La película no se narra: se respira. Como el humo en un cuarto cerrado donde se canta bajito, pero con furia. No es una biografía, es una elegía. Una que canta la juventud atrapada entre muros ideológicos, donde las canciones se grababan en huesos —literalmente— usando radiografías como vinilos piratas. Una generación que escuchaba rock con la columna vertebral de otro, como si el cuerpo ajeno pudiera ser también refugio. Y esa música, lejos de ser mero acompañamiento, se funde con la imagen y la narrativa en una misma textura sensorial. Cada acorde parece bordado a mano sobre la escena, elevando lo cotidiano a un estado de ensoñación política, donde el ritmo y la resistencia se abrazan como amantes clandestinos.
En Leto –que por cierto en ruso significa "verano"– no hay héroes: hay sobrevivientes que bailan sin moverse, que aman sin palabras y que cantan sin saber si los escuchan. El régimen observa, el KGB respira en la nuca, y sin embargo, la música ocurre. En apartamentos diminutos, en parques escondidos, en cintas que cruzan fronteras como cartas de amor.

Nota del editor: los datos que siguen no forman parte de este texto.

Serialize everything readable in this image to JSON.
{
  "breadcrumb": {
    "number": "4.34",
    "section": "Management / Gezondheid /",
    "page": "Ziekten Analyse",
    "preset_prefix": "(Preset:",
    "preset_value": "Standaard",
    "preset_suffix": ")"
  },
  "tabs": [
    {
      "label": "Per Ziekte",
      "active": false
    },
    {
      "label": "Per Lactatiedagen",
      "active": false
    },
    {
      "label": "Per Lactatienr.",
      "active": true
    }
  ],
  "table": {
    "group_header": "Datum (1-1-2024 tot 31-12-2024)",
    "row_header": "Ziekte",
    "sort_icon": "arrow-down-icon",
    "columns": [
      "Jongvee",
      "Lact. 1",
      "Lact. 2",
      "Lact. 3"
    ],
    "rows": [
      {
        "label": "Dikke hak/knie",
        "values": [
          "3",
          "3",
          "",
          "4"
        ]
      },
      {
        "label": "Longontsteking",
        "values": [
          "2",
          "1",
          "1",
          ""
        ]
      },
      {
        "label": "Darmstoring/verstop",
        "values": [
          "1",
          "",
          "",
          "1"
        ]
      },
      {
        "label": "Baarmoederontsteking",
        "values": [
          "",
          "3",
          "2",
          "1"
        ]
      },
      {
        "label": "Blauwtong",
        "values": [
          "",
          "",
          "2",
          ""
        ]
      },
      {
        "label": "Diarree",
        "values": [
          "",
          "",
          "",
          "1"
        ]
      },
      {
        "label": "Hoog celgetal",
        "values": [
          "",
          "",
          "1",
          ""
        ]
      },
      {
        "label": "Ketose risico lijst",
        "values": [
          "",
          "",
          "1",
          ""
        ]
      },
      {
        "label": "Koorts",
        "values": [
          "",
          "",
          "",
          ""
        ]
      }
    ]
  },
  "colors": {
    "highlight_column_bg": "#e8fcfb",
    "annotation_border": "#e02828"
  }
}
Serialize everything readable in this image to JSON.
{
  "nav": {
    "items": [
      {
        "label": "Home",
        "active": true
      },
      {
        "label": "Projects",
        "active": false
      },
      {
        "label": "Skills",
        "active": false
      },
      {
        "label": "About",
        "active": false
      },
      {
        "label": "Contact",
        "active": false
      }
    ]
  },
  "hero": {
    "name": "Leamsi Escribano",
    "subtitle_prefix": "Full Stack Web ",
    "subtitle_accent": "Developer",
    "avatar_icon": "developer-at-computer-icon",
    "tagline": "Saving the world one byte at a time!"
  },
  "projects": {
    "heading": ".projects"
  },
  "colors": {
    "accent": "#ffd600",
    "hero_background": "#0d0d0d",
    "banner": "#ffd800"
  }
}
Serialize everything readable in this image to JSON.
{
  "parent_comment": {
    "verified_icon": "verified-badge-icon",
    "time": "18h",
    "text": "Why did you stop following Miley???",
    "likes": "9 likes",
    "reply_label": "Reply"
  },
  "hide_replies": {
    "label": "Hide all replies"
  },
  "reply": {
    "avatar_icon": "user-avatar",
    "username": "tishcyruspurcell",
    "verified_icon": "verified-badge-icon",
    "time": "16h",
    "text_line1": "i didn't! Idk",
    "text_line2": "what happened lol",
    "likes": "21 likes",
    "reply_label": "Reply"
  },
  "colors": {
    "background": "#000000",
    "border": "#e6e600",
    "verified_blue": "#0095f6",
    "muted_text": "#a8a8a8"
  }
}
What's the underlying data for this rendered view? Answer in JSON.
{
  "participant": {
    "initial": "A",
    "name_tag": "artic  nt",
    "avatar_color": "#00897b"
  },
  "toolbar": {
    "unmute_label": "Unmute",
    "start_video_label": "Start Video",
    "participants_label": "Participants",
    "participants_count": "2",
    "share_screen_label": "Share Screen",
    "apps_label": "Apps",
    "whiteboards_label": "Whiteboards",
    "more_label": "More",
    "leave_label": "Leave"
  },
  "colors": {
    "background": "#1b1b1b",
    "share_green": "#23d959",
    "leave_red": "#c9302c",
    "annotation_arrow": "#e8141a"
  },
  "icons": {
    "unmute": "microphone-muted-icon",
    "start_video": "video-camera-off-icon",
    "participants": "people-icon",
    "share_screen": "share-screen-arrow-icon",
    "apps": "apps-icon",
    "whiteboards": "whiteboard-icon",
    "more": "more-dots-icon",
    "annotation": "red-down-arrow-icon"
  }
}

Serebrennikov juega con lo real y lo imaginado. Rompe la cuarta pared, interrumpe la narrativa con clips oníricos, como si nos recordara que esta historia, aunque basada en hechos, pertenece al reino de los sueños que duelen. Que la libertad, a veces, no se conquista: se canta.
La crítica aplaudió su lirismo, su estética que arde sin incendiar, aunque también hubo quienes desde la vieja guardia del rock ruso señalaron inexactitudes. Pero Leto no pretende ser fiel a los hechos, sino a la emoción. Y en ese terreno, golpea justo donde debe.
Leto es un poema al amor que se esconde, a la juventud que resiste, al arte que no pide permiso. Es ese verano que no tuvimos, pero que seguimos buscando entre las canciones de Kino, entre los huesos que aún resuenan. Un film que no se ve: se siente. Como un acorde que vibra bajo la piel mucho después de haber callado.